A recent tweet asked whether it was worse that a very simple and very harmless college prank was pulled or that it made the front page, above the fold headline in the local newspaper.

I think they're both equally great.

With the amount of damage that's likely done across the country by college pranks, it's nice to see something that really didn't cause any problems other than wasting a few minutes of time talking about whether "they" were really planning on removing a sculpture from campus. It's unfortunate that a previous prank included painting the sculpture, which did require some cost to fix.

I remember when the fries showed up on campus. Several of us wondered what they were thinking. We thought about creating a large cardboard french fry container to put around it, but someone else beat us to it. It was fun to see students build a huge snow hamburger next to the fries last year. Things like this get the museum director and art faculty all excited, because whenever anyone even talks about a piece of art, whether positively or negatively, they feel like they have contributed to society by starting the conversation.

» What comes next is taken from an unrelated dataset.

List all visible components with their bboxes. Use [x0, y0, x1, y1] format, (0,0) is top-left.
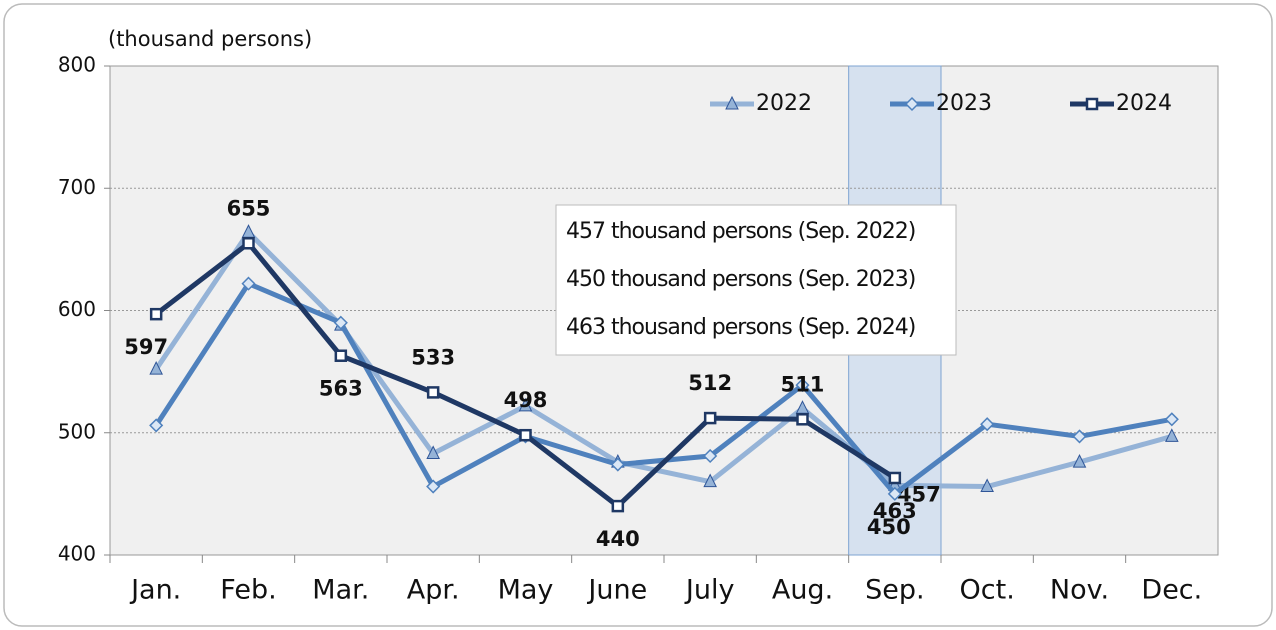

Harmless pranks and common experiences create a sense of community on a college campus. Interesting local news in the local newspaper also creates a sense of community. I subscribe to the local paper, in spite of the looks I get from people when I explain that I, a person under 60 years old, choose to actually pay for someone to deliver a physical paper to my house, because of the tangible connection to the community.

I skip past most of the stories on foreign wars and the like, since I get my fill of that kind of news through Facebook, Twitter, and other online sources. I love the letters to the editor. I was intrigued by a random picture of my neighbor changing a light bulb in front of his house for no real reason. (There was a reason to change the bulb, I'm sure, just not much of a reason to put the picture in the paper.) I enjoy learning about some of the local lore, having not grown up here locally, yet having lived in Logan for longer than I've lived anywhere else.

Simple things make a community. Not just one simple thing but many. One big thing has the potential to bring people together, but it takes the simple things to keep it going. So what communities are you a part of and how do you know you are?